Qual è il valore della musica in pubblicità?

Questa è la domanda intorno a cui abbiamo sviluppato domande e considerazioni per “Non chiamatemi jingle”, l’evento della Milano Music Week che Assolombarda ha dedicato alla sinergia tra comunicazione commerciale e industria musicale. A moderare l’incontro Paola Maugeri, ospiti d’eccezione il pubblicitario Gianpietro Vigorelli, DJ Shabo e Jack la Furia. ABC Production ha dato un contributo nello sviluppo e nella supervisione creativa dei contenuti di scaletta, e questo ci ha permesso di approfondire le riflessioni che caratterizzano le dinamiche di settore.

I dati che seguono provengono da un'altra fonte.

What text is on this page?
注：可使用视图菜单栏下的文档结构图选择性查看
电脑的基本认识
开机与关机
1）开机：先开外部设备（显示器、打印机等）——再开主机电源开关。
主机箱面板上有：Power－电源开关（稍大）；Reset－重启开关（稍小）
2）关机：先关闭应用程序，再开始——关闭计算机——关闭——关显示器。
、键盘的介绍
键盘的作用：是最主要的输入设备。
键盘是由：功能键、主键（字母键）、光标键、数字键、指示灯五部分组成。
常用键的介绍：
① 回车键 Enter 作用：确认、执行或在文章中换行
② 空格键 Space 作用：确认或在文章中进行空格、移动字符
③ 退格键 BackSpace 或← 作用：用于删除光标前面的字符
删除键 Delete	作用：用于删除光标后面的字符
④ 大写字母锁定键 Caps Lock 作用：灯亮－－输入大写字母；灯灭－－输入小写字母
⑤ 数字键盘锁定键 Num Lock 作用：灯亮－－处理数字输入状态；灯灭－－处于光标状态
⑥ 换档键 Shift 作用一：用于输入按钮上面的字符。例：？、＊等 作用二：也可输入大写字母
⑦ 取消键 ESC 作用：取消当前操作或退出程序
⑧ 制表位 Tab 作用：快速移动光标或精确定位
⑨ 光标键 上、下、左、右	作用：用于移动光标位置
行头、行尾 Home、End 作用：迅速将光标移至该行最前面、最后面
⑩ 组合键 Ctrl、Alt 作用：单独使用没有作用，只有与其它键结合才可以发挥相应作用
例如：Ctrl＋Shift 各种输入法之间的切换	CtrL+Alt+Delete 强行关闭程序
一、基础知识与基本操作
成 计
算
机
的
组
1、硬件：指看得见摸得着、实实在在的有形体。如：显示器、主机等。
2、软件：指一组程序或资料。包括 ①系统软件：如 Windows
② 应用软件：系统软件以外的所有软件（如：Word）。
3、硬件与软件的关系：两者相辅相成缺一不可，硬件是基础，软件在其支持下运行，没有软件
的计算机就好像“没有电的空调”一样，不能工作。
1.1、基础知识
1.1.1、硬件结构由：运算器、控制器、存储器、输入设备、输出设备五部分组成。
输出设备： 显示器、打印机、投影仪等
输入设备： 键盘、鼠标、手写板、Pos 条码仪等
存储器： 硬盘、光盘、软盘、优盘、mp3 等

  • Come evolve la comunicazione di uno stesso prodotto durante gli anni?
  • Quali caratteri di costume, contesto e gusto estetico hanno determinato le scelte musicali che hanno accompagnato e accompagnano le campagne pubblicitarie?
  • Ma soprattutto, quando si può dire che una campagna funziona?
  • Quando possiamo parlare effettivamente di una “buona pubblicità”?

Durante l’evento abbiamo assistito all’esposizione di punti di vista differenti. C’è stato chi ha presentato il caso studio di un’identità sonora costruita su misura, nella direzione di una “corporate identity” riconoscibile dal centralino in poi: la stessa firma sonora segue l’utente dalla pubblicità al sito internet, fino al call center. L’accompagnamento musicale diventa un’impronta, assume e trasferisce valori in modo unico e inconfondibile perché unica è la melodia che viene associata a quel determinato marchio, in quanto composta appositamente.

C’è stato poi chi, invece, ha raccontato la pubblicità come il frutto di un “romantico cazzeggio”: la pubblicità è un errore, le scelte geniali arrivano pensando, guardandosi intorno, ragionando ma senza l’applicazione di un metodo scientifico e infallibile. La pubblicità, in fin dei conti, è un lavoro artigianale, il risultato di un processo creativo. E che cos’è la creatività, se non un flusso imbizzarrito che richiede metodo ma ricerca il disordine?

“Non chiamatemi jingle” è stato questo: un’occasione per sentire la voce degli addetti ai lavori, dei personaggi che muovono le leve più importanti della comunicazione. È stato un momento, soprattutto per gli studenti, per vedere da vicino come funziona un mestiere di cui, forse, un giorno prenderanno il testimone.